From: Randall McCormick
Sent: July 21, 2006
Subject: Re: Reg SHO, File Number S7-12-06

As a small investor, all I ask for is a level playing field. As it stands now, the stock market is heavily skewed against the individual investor and in favor of the big Wall Street players, the broker dealers and hedge funds. A prime example is naked shorting, which has gone on virtually unchecked for the past decade or more, and has directly harmed my stocks in numerous instances. Almost no enforcement actions have been carried out by the SEC to punish the naked shorters and those that facilitate them (the prime brokers, hedge funds, market makers, DTCC, etc.), or to offer restitution for those harmed by it.

Reg SHO was proposed as a means to help control the problem. Instead, what we got was a largely toothless regulation that has plainly failed to stop naked shorting (to wit, two of my stocks, NFI and OSTK) have been on the Reg SHO list for the better part of a year or more, and their short interest continues to grow). Where is the enforcement? Where are the penalties to deter the FTD's?

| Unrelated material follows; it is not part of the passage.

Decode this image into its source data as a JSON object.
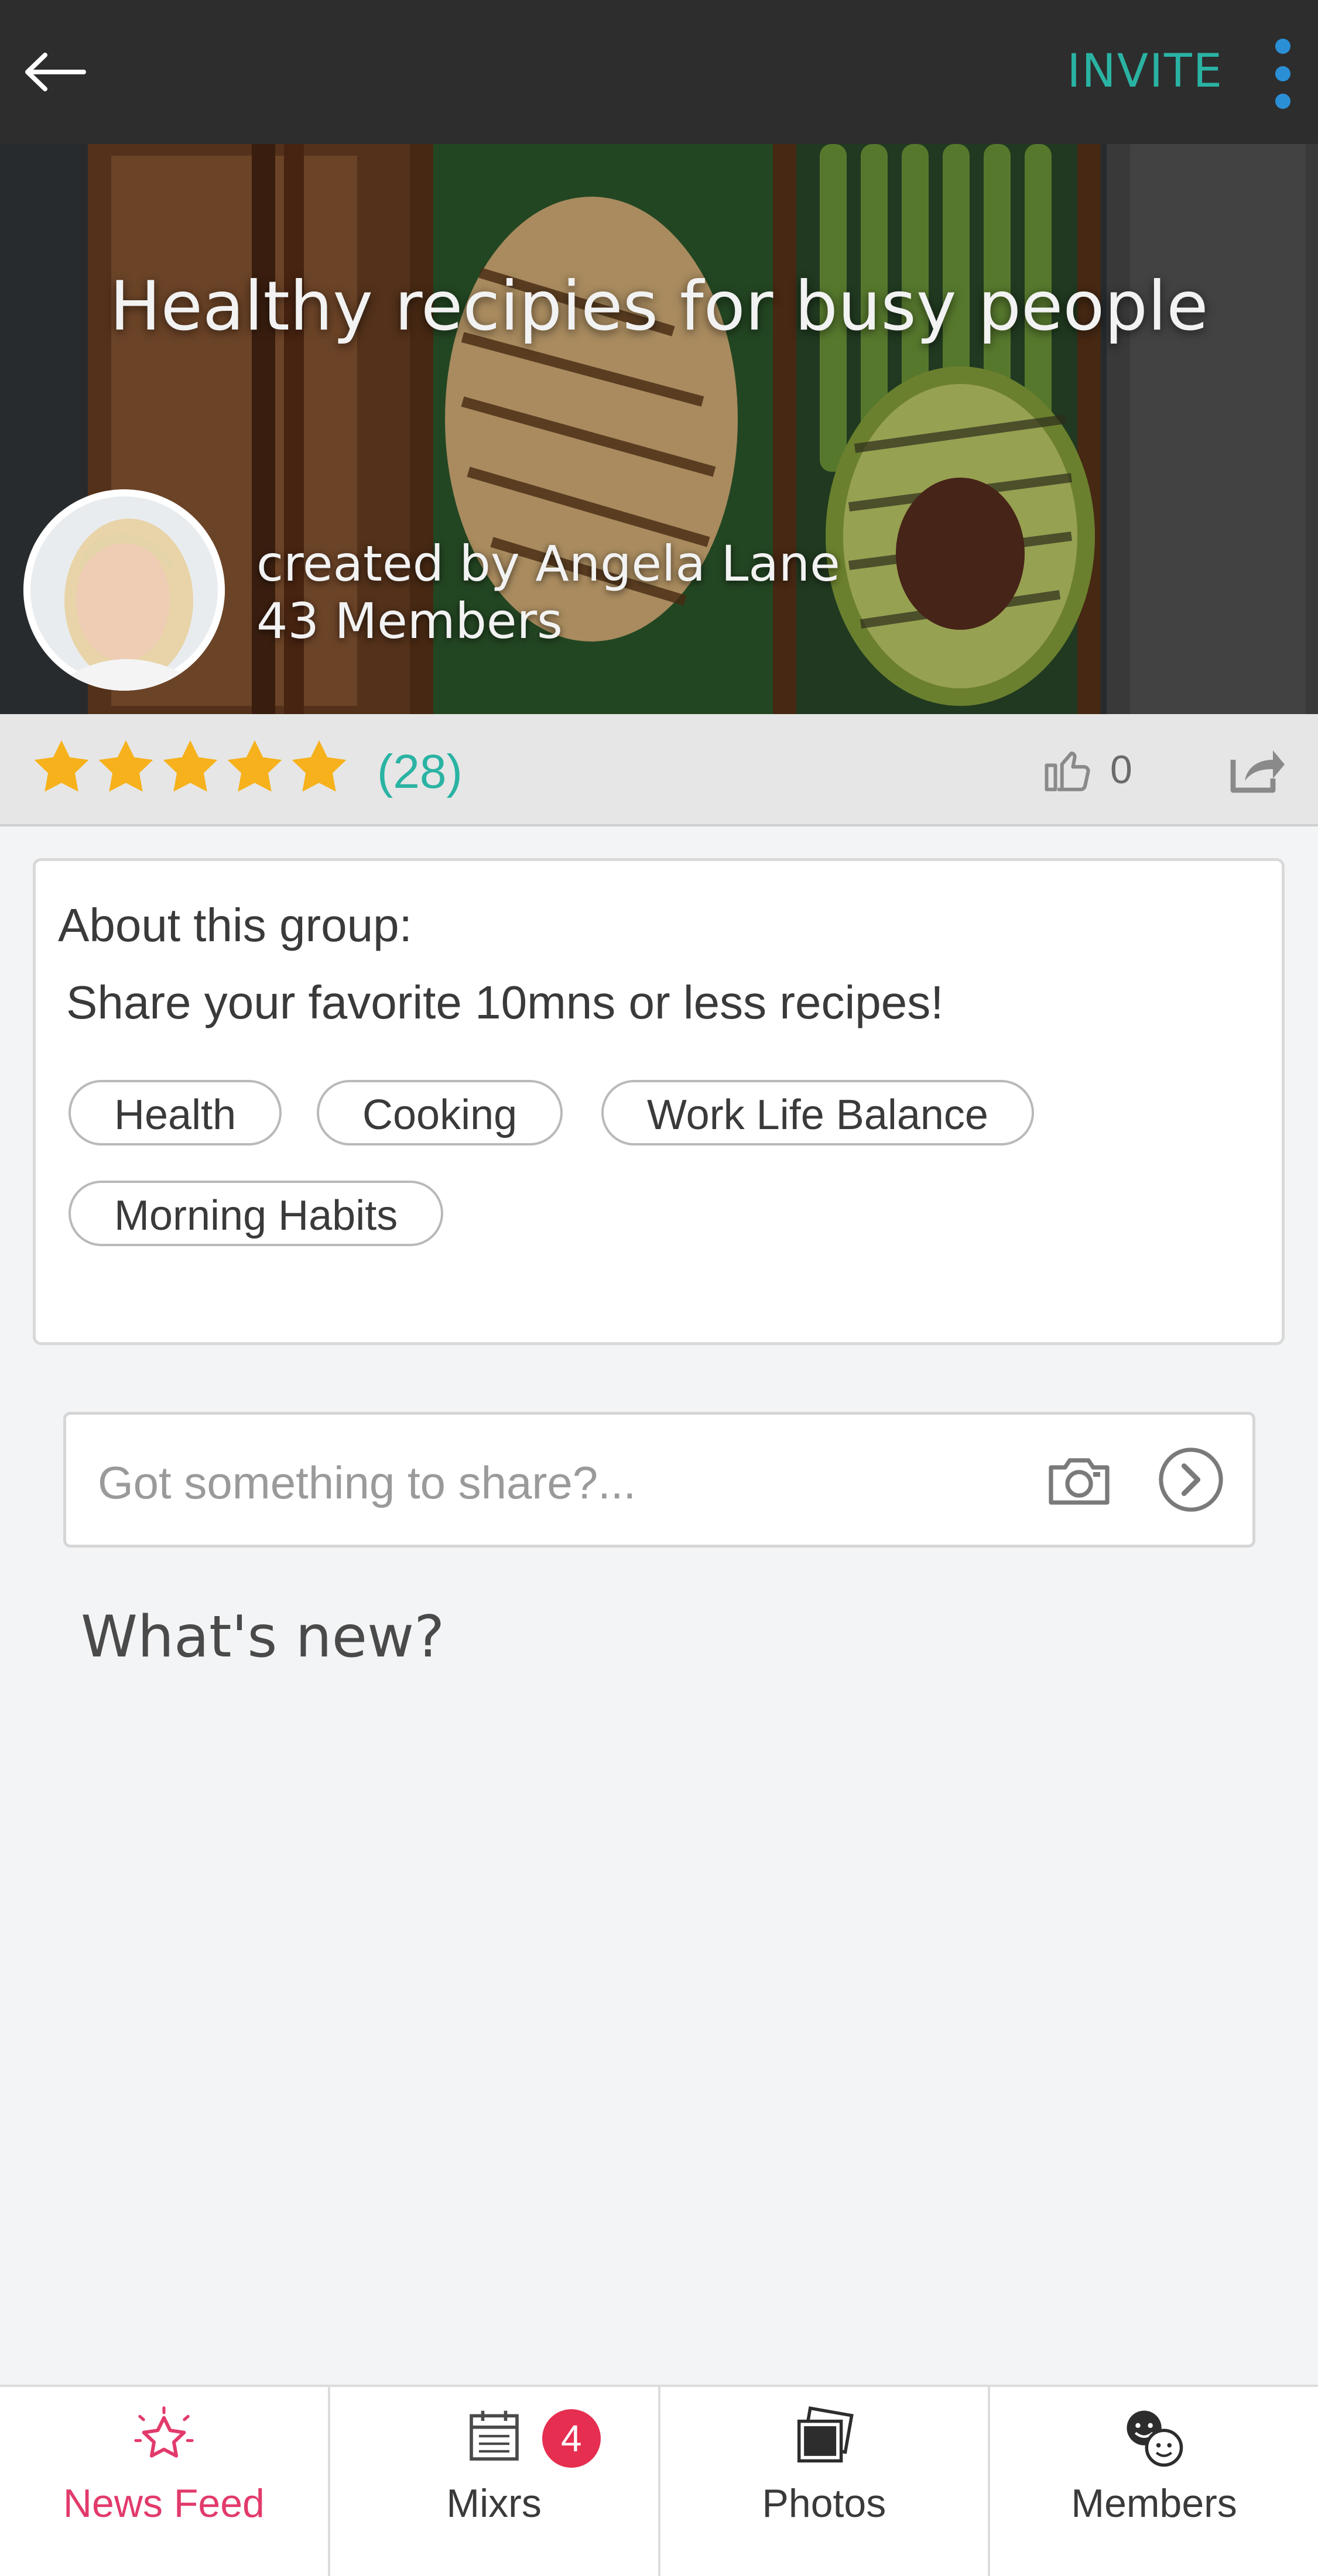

The grandfathering of prior naked shorts is a travesty, and probably of questionable legality. Why is the SEC so concerned about generating "market volatility" on the upside, when it has shown no concern about the downside market volatility created by massive naked shorting? It would seem the SEC cares only about protecting those engaged in naked shorting, and not about the investors who have been harmed by it. ELIMINATE THE GRANDFATHERING CLAUSE.

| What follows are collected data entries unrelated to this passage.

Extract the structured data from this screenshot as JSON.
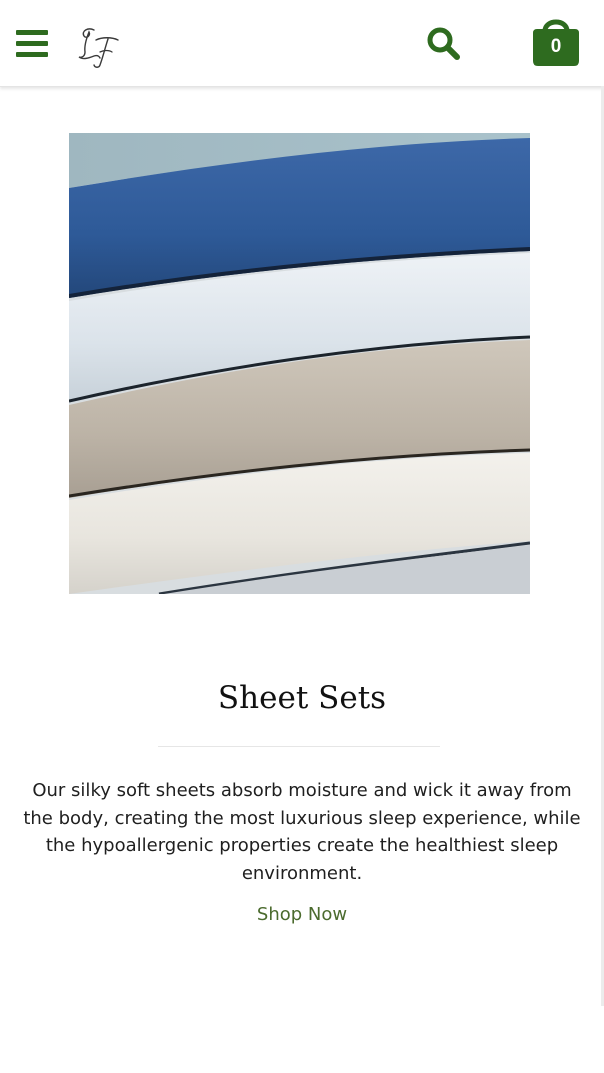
{
  "header": {
    "menu_icon": "hamburger-menu-icon",
    "logo_text": "LF",
    "search_icon": "search-icon",
    "cart_icon": "shopping-bag-icon",
    "cart_count": "0"
  },
  "main": {
    "image_subject": "stacked folded bed sheets",
    "title": "Sheet Sets",
    "description": "Our silky soft sheets absorb moisture and wick it away from the body, creating the most luxurious sleep experience, while the hypoallergenic properties create the healthiest sleep environment.",
    "link_label": "Shop Now"
  },
  "colors": {
    "brand_green": "#2e6b1f",
    "link_green": "#4b6b2e",
    "text": "#1f1f1f"
  }
}
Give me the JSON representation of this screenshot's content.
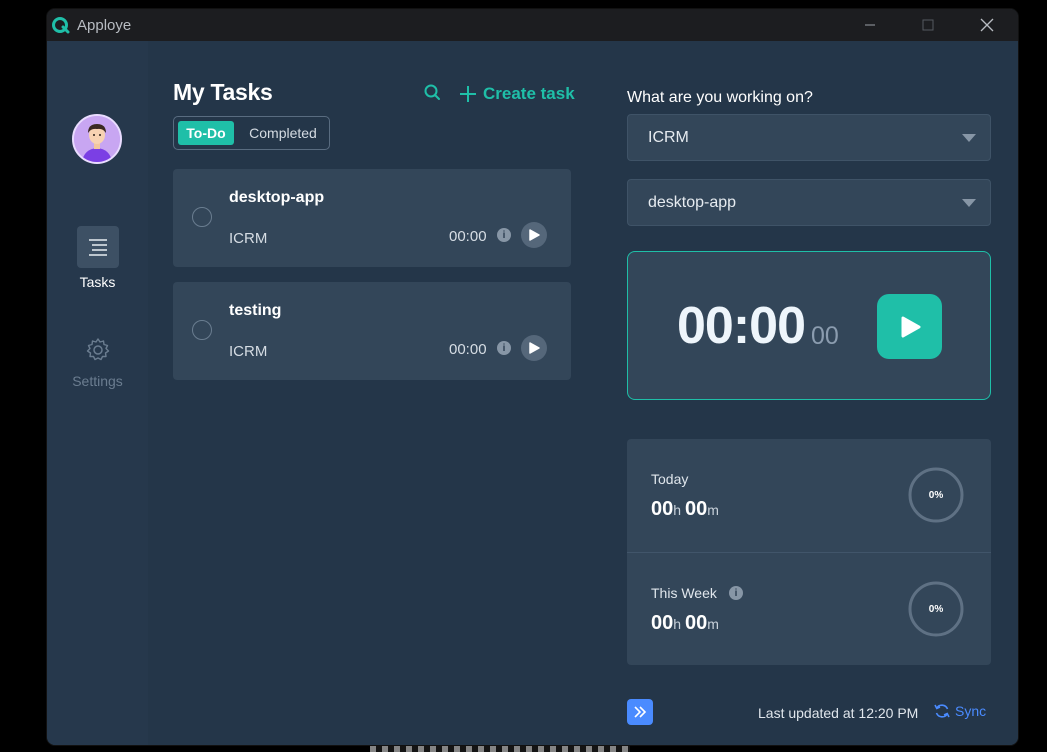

The options market maker exception has been abused by naked shorters and also needs to be eliminated. But allowing the FTD's to continue only until the options expire will not clear up the problem, if long-term LEAPS are permitted to keep those positions open for several years at a time.

The laws originally promulgated after the Great Depression to halt naked shorting are simple, clear and effective--if enforced. SETTLE THE TRADES. SETTLE THEM PROMPTLY. LEVY HARSH PENALTIES IF THEY ARE NOT SETTLED.

And lastly, DO SOMETHING ABOUT EX-CLEARING. This looms as an even bigger problem than the in-clearing FTD's. Deal with it now, or try and deal with it later--when it has potentially spiraled into a system-destroying problem.

Oh, and one more thing. Annette Nazareth, who had the gall and tastelessness to refer to investors concerned about market manipulation as "people who are just upset because their stocks didn't go up," has to go. It is unbelievable that an individual with such an openly contemptuous attitude towards the investors that the SEC is supposed to be protecting is in charge of maintaining a fair and orderly market. ANNETTE MUST GO.